The conversation has reached as far as it can run and they watch David and Sola play cards, seated on the rug with legs crossed, bonding, like infants, through play. The game is one that Sola knows from The Dolls’ House and involves a complex system of bids and lightning-fast trades followed by the theatrical slapping down of trumps. The requirement for bluff and deceit leaves David all at sea, the buttons Sola gave him at the start transferring themselves inexorably back like magic beans to form a pool in her lap.

‘He very handsome,’ Yuliya says. ‘You lucky girl.’

‘I’m not sure I really am,’ Evie replies, uncertain what Yuliya means by lucky – that maybe she is not attractive enough to deserve him? ‘He is not mine.’

‘But you friends?’

Evie shrugs. After the misunderstanding of the day before, she is not even sure of that.

‘Boris said that we robot – he not so good at political correct – are to be perfection of human form, or we not worth bloody effort.’ Yuliya smiles to herself and gazes into the distance, a self-satisfied narcissistic glaze to her eyes. Then she suddenly stands. ‘I will leave you now all to rest.’ She crosses the room, the movement of her slender legs so smooth, her walk is more of a glide.

Reaching the doorway, Yuliya hesitates, half-turning back as if she is experiencing second thoughts. Her expression becomes strained, the smile morphing into a grimace. ‘Yes, they nice,’ she murmurs irritably. Her head tilts as if she is listening hard, then she resumes in a low, angry voice. ‘Yes, and you right, risk for us too, but this gifted horse.’

‘Who are you talking to?’ Evie asks across the room, but Yuliya is already through the door, which closes crisply behind her. Only then does it dawn that she must have a ‘Simon’ of her own and, amused by the thought that she isn’t the only one to have spent her life being badgered and nagged, Evie allows the oddness of her parting words, that were not intended for her, to slip past.

Instead she thinks of their conversation. Of Yuliya’s vision of AABs which are admired rather than persecuted. The problem is that, rather than raising new gods, where AABs have been permitted to exist, such as here in Europe, humans have engineered a delta under-class. Even Yuliya’s Boris, however much she wants to believe in his adoration, was clearly using her as little more than an object of escape and gratification. At best a concubine, at worst a slave.

Evie recalls something that Matthew once told her about Ancient Greece: that even in Athens, the home of democracy and founded on the premise of all men being equal, there were many thousands of slaves. It was the only way to ensure a comfortable life for its cultured citizens. He had gone onto observe, wryly, that the love of equal rights had been the preserve of men and had not extended to women.

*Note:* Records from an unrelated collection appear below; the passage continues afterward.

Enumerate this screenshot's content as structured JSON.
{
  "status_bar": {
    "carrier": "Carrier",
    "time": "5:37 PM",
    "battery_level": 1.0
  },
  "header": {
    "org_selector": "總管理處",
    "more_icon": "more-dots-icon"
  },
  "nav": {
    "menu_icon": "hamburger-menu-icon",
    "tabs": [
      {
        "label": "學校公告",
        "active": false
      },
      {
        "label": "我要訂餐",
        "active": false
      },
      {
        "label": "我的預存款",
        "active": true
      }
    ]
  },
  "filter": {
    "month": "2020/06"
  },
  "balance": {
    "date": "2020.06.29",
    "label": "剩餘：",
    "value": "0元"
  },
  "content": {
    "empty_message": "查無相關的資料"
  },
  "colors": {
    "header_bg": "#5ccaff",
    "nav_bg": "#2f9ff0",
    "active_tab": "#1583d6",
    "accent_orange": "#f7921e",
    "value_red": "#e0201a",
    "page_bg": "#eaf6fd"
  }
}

She’d applied this last idea to her own situation, her rights not as an AAB but as the lone female in their domestic establishment. True, she had little say on anything that mattered, but however she twisted it, Matthew had never treated her as a slave. The closest thing to a slave had actually been her uncomplaining human and male friend, Daniels.

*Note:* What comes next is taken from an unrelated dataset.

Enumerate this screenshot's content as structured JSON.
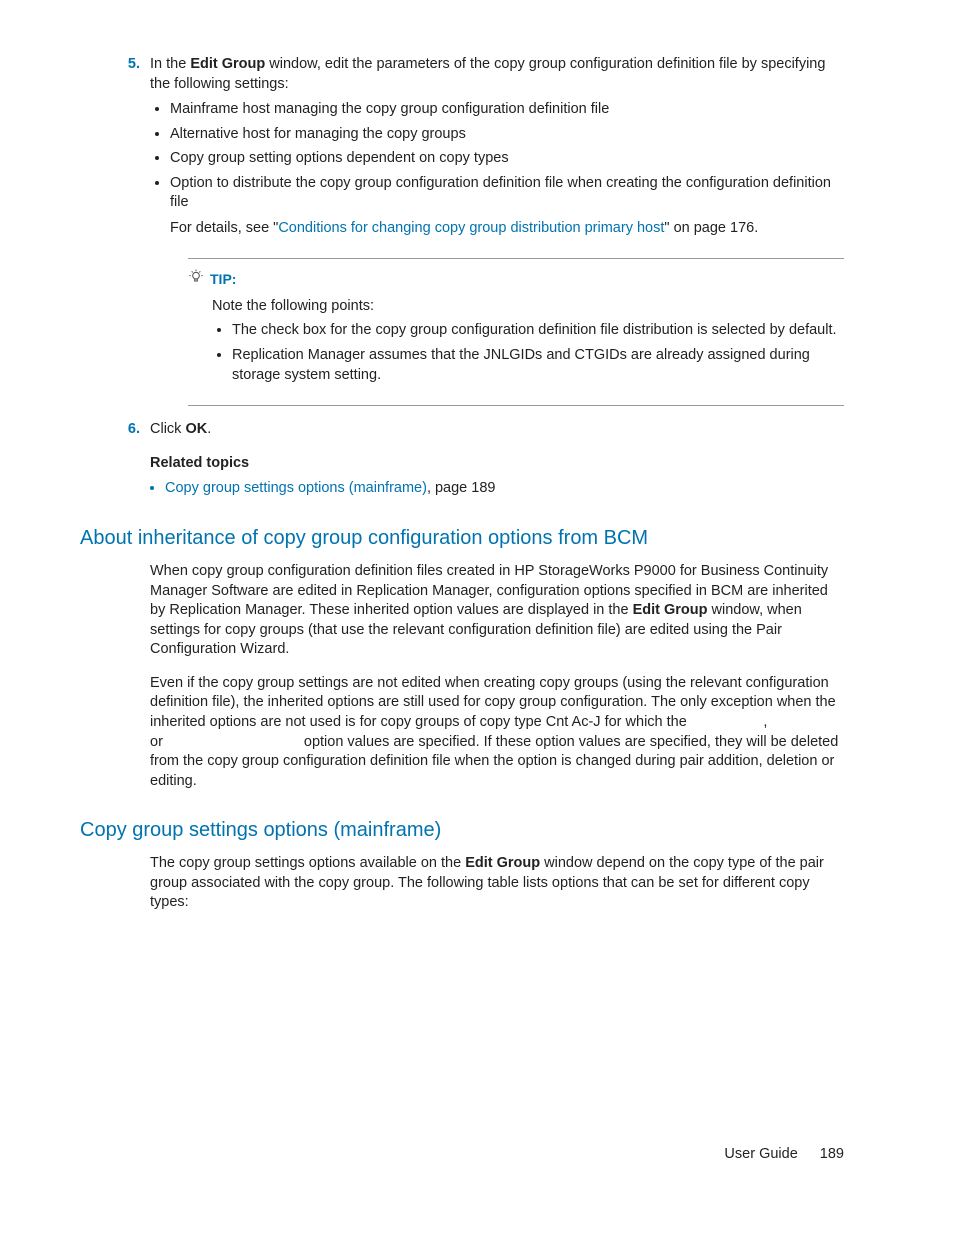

She turns again to watch David and Sola. The child is rolling her button winnings across the concrete where they wobble and fall flat in the dark undergrowth around the edges of the room.

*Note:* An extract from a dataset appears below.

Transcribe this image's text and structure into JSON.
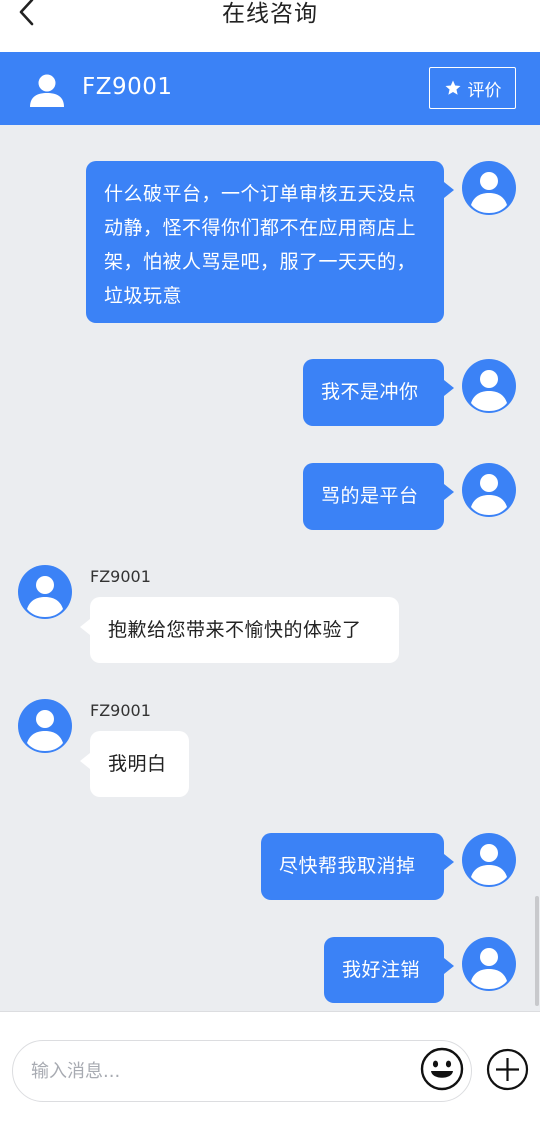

Suddenly inspired, Sola rises to her feet and takes mincing steps around the rug, her nose tilted upwards. ‘Me perfect, me beautiful,’ she says, caressing the air with her outstretched fingers. ‘Admire me nails! Boris he love me. Me great big dolly,’ batting her lashes and making Evie and David laugh and, for the first time in a while, forget themselves.

Performance over, Sola curtsies and, lifting her skirts, plonks herself down next to David again. She leans against him and closes her eyes. From being so active a moment before, it is as though she has an on/off switch.

Evie indicates to David that her head is slipping and he scoops her up, carries her to the other sofa and lays her on the cushions. He then crouches down and lifts the whole thing up by its sturdy frame, smoothly revolving it in the air, the child sleeping undisturbed, and sets it down in reverse, facing away from them towards the wall.